I wrote a code that numerically uses Legendre polynomials up to some high n-th order. For example:

....
case 8 
p = (6435*x.^8-12012*x.^6+6930*x.^4-1260*x.^2+35)/128; return
case 9 
...

If the vectorx is long this can become slow. I saw that there is a performance difference between say x.^4 and x.*x.*x.*x and thought I could use this to improve my code. I've used timeit and found that for:

x=linspace(0,10,1e6);
f1= @() power(x,4)
f2= @() x.4;
f3= @() x.^2.^2
f4= @() x.*x.*x.*x

f4 is faster by a factor 2 than the rest. However when I go to x.^6 there is very little difference between (x.*x.*x).^2 and x.*x.*x.*x.*x.*x (while all other options are slower).
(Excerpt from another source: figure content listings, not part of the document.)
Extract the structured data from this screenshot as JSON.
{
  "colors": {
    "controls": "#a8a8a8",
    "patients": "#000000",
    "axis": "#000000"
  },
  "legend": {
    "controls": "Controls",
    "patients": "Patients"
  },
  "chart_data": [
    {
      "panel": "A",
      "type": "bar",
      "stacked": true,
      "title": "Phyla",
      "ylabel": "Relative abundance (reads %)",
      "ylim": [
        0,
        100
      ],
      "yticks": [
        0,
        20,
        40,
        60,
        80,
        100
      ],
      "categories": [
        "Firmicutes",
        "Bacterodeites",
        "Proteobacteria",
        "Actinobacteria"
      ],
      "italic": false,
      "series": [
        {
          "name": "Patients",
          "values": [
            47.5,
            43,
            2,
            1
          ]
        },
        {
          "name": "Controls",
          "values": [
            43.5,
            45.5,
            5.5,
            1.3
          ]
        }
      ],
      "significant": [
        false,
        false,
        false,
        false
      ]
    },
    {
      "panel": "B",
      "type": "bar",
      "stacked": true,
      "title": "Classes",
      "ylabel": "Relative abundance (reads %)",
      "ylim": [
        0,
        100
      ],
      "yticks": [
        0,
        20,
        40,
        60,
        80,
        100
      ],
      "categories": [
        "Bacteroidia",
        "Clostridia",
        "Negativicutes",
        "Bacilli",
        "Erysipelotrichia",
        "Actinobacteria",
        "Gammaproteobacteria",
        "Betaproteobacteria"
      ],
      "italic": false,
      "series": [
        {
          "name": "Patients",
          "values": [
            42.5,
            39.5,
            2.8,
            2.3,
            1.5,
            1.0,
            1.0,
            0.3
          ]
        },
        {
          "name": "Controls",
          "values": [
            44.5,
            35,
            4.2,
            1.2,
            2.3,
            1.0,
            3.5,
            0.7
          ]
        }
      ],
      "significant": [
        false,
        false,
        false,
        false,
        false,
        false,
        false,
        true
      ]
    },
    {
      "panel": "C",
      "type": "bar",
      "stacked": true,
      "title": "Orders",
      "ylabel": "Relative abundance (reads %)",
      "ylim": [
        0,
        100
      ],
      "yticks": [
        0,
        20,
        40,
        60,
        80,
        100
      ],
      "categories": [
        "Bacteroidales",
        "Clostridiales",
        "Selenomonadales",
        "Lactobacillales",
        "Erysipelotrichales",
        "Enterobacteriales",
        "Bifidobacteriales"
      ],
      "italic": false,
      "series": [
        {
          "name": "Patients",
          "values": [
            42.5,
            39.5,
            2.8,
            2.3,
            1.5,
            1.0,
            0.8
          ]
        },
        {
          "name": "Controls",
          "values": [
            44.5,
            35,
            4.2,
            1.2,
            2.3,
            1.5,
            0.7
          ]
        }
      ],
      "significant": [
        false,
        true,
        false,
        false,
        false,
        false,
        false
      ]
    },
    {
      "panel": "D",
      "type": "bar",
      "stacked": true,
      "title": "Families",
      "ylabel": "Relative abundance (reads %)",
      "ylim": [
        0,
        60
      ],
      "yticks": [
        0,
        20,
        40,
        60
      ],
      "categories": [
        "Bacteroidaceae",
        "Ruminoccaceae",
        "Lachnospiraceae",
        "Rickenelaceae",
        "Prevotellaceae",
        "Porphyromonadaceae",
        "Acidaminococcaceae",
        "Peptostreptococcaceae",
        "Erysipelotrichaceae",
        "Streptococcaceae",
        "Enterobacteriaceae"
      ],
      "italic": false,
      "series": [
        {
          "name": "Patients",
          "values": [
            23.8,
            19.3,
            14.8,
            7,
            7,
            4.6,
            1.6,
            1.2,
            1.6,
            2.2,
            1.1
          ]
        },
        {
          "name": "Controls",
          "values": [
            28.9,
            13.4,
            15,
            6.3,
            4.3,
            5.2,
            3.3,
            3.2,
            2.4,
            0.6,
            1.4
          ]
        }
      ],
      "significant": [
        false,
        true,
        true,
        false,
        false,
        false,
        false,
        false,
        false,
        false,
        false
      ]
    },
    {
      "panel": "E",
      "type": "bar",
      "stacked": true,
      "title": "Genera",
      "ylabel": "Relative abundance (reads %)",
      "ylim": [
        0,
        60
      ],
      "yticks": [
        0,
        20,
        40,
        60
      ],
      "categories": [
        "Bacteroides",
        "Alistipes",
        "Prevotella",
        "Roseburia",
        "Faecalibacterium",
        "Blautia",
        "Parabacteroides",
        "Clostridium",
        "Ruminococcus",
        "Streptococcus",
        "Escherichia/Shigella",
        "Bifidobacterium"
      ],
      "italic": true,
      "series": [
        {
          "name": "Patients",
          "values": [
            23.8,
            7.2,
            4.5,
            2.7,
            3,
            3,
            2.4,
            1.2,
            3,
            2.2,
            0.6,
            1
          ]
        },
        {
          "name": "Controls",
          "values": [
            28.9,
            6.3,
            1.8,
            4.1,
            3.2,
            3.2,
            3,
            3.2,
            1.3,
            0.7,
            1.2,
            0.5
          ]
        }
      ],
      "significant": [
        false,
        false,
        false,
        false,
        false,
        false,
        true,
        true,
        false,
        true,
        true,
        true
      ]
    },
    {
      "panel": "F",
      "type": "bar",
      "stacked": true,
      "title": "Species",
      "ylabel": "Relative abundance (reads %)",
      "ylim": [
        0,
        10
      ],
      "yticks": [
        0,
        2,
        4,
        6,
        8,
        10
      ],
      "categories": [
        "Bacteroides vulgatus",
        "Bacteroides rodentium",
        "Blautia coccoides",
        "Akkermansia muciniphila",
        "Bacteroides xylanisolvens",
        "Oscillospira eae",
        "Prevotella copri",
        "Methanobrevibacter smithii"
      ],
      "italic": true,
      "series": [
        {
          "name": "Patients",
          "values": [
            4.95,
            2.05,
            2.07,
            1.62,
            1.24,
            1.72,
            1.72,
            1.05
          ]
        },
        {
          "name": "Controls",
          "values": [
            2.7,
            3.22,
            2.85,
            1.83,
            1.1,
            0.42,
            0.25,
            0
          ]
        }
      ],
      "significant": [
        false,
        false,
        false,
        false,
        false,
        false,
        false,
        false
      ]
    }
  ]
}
Is there away to tell what will be the most efficient way to take a power of a vector? Can you explain why there is such a big difference in performance?

This is not exactly an answer to your question, but it may solve your problem:

x2 = x.*x; % or x.^2 or power(x,2), whichever is most efficient
p = ((((6435*x2-12012)*x2+6930)*x2-1260)*x2+35)/128

This way you do the power just once, and only with exponent 2. This trick can be applied to all Legendre polynomials (in the odd-degree polynomials one x2 is replaced by x).

Here are some thoughts:

power(x,4) and x.^4 are equivalent (just read the doc).
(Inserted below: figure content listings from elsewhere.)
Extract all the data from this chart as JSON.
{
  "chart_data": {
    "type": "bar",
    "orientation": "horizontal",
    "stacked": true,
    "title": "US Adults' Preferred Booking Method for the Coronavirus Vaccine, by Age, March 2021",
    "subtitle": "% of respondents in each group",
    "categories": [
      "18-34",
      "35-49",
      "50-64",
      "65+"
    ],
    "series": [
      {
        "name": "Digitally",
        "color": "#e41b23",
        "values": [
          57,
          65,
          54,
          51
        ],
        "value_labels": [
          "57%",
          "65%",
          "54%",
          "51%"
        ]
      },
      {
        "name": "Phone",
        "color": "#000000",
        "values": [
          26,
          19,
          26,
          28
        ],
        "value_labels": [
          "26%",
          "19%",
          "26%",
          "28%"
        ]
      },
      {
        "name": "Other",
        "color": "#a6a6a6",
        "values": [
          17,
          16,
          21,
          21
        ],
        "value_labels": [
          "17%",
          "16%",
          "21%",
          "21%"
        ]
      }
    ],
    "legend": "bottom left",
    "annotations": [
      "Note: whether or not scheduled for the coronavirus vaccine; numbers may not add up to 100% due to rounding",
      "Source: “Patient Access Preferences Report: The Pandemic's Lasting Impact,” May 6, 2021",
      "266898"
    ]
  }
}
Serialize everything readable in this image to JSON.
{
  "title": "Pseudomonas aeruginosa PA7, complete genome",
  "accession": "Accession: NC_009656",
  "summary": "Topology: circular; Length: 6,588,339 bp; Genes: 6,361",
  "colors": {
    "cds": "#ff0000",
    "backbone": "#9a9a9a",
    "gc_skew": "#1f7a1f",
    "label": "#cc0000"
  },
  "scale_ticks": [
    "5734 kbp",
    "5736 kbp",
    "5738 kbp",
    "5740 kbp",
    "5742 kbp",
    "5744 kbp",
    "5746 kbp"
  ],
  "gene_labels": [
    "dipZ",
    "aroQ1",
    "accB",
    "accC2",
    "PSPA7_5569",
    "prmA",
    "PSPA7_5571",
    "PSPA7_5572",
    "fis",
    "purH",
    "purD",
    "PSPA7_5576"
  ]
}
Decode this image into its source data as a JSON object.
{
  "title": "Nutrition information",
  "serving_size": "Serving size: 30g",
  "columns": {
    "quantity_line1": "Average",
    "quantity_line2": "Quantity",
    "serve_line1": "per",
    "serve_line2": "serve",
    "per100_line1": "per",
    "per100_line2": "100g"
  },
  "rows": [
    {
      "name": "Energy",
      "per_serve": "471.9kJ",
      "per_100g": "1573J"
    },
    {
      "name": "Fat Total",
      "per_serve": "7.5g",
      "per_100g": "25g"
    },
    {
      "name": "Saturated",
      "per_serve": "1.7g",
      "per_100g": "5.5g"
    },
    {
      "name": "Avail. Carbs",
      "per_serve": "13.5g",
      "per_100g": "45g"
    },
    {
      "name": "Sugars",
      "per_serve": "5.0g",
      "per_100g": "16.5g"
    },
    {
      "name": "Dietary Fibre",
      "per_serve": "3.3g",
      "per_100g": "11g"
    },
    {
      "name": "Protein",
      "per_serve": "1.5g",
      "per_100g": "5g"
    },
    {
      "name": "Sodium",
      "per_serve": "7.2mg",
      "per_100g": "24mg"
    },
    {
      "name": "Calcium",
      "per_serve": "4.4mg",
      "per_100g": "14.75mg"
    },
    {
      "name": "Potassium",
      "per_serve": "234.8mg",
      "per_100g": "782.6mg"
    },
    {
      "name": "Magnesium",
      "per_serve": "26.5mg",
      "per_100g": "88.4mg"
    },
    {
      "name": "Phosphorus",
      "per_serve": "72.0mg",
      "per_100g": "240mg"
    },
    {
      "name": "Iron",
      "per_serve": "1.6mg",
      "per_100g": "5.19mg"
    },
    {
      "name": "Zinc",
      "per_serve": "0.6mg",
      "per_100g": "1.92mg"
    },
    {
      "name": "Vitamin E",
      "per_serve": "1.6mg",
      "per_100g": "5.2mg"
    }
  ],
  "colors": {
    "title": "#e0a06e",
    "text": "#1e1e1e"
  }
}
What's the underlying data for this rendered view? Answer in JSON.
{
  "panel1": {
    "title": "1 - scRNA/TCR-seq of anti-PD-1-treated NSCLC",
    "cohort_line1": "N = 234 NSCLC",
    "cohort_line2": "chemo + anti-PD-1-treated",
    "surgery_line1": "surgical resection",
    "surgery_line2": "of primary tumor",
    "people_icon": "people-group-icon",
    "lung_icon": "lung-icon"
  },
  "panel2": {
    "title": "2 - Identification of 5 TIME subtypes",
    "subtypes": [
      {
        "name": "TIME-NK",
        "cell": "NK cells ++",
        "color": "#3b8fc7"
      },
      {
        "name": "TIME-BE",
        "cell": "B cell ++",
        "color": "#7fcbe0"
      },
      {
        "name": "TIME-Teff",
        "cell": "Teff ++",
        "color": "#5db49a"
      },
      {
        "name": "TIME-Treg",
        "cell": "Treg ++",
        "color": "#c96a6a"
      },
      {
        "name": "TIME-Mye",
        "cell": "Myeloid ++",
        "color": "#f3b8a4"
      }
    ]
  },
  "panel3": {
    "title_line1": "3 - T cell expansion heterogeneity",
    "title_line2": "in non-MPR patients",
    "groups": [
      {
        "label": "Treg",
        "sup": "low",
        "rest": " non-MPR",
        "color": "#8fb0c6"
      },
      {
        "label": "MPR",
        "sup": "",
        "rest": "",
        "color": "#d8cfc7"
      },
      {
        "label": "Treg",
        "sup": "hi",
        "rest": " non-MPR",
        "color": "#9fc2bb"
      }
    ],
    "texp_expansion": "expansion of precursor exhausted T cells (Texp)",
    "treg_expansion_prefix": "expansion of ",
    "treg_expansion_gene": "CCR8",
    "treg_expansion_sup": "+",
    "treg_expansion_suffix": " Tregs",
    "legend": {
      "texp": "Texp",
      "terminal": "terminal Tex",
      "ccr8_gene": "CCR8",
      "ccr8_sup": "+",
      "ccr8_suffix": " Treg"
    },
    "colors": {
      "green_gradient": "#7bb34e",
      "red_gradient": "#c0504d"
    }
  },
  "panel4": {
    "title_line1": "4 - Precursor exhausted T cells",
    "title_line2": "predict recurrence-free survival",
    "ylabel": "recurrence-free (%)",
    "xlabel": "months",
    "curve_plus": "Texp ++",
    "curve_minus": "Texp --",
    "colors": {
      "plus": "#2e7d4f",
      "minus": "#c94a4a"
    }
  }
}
x.*x.*x.*x is probably optimized to something like x.^2.^2

x.^2.^2 is probably evaluated as: Take the square of each element (fast), and take the square of that again (fast again).

x.^4 is probably directly evaluated as: Take the fourth power of each element (slow).
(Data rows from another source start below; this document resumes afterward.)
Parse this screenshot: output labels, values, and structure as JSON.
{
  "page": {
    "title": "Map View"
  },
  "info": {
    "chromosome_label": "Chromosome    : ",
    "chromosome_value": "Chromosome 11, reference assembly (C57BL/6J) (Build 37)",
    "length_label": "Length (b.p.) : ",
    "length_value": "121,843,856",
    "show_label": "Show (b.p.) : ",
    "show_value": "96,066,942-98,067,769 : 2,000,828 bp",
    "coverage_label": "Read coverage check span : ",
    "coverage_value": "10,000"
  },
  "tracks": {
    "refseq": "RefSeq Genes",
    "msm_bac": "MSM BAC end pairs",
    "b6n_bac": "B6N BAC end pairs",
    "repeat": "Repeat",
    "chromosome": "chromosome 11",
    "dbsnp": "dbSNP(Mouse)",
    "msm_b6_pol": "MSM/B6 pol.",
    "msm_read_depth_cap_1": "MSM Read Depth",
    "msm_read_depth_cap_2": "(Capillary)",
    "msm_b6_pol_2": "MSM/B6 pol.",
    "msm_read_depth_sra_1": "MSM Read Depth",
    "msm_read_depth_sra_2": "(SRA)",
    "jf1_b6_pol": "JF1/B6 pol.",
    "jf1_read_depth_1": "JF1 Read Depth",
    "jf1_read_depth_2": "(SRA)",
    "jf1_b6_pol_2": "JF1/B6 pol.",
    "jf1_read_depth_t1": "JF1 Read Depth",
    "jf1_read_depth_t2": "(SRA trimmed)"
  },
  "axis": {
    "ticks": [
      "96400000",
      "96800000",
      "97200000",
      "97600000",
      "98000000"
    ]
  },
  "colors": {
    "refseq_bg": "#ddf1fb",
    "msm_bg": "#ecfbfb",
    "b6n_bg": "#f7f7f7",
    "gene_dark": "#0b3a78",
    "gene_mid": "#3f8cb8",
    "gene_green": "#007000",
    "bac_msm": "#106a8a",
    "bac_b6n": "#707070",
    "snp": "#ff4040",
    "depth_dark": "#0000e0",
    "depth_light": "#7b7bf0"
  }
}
It is not so strange to see that 2 fast operations take less time than 1 slow operation. Just too bad that the optimization is not performed in the power 4 case, but perhaps it won't always work or come at a cost (input checking, memory?).

About the timings: Actually there is much more difference than a factor 2!

As you call them in a function now, the function overhead is added in each case, making the relative differences smaller:

y=x;tic,power(x,4);toc
y=x;tic,x.^4;toc
y=x;tic,x.^2.^2;toc
y=x;tic,x.*x.*x.*x;toc

will give:

Elapsed time is 0.034826 seconds.
Elapsed time is 0.029186 seconds.
Elapsed time is 0.003891 seconds.
Elapsed time is 0.003840 seconds.

So, it is nearly a factor 10 difference. However, note that the time difference in seconds is still minor, so for most practical applications I would just go for the simple syntax.

It seems as though Mathworks has special cased squares in its power function (unfortunately, it's all builtin closed source that we cannot see). In my testing on R2013b, it appears as though .^, power, and realpow use the same algorithm. For squares, I believe they have special-cased it to be x.*x.

1.0x (4.4ms):   @()x.^2
1.0x (4.4ms):   @()power(x,2)
1.0x (4.5ms):   @()x.*x
1.0x (4.5ms):   @()realpow(x,2)
6.1x (27.1ms):  @()exp(2*log(x))

For cubes, the story is different. They're no longer special-cased. Again, .^, power, and realpow all are similar, but much slower this time:

1.0x (4.5ms):   @()x.*x.*x
1.0x (4.6ms):   @()x.*x.^2
5.9x (26.9ms):  @()exp(3*log(x))
13.8x (62.3ms): @()power(x,3)
14.0x (63.2ms): @()x.^3
14.1x (63.7ms): @()realpow(x,3)

Let's jump up to the 16th power to see how these algorithms scale:

1.0x (8.1ms):   @()x.*x.*x.*x.*x.*x.*x.*x.*x.*x.*x.*x.*x.*x.*x.*x
2.2x (17.4ms):  @()x.^2.^2.^2.^2
3.5x (27.9ms):  @()exp(16*log(x))
7.9x (63.8ms):  @()power(x,16)
7.9x (63.9ms):  @()realpow(x,16)
8.3x (66.9ms):  @()x.^16

So: .^, power and realpow all run in a constant time with regards to the exponent, unless it was special cased (-1 also appears to have been special cased). Using the exp(n*log(x)) trick is also constant time with regards to the exponent, and faster. The only result I don't quite understand why the repeated squaring is slower than the multiplication.

As expected, increasing the size of x by a factor of 100 increases the time similarly for all algorithms.

So, moral of the story? When using scalar integer exponents, always do the multiplication yourself. There's a whole lot of smarts in power and friends (exponent can be floating point, vector, etc). The only exceptions are where Mathworks has done the optimization for you. In 2013b, it seems to be x^2 and x^(-1). Hopefully they'll add more as time goes on. But, in general, exponentiation is hard and multiplication is easy. In performance sensitive code, I don't think you can go wrong by always typing x.*x.*x.*x. (Of course, in your case, follow Luis` advice and make use of the intermediate results within each term!)

function powerTest(x)

f{1} = @() x.*x.*x.*x.*x.*x.*x.*x.*x.*x.*x.*x.*x.*x.*x.*x;
f{2} = @() x.^2.^2.^2.^2;
f{3} = @() exp(16.*log(x));
f{4} = @() x.^16;
f{5} = @() power(x,16);
f{6} = @() realpow(x,16);

for i = 1:length(f)
    t(i) = timeit(f{i});
end

[t,idxs] = sort(t);
fcns = f(idxs);

for i = 1:length(fcns)
    fprintf('%.1fx (%.1fms):\t%s\n',t(i)/t(1),t(i)*1e3,func2str(fcns{i}));
end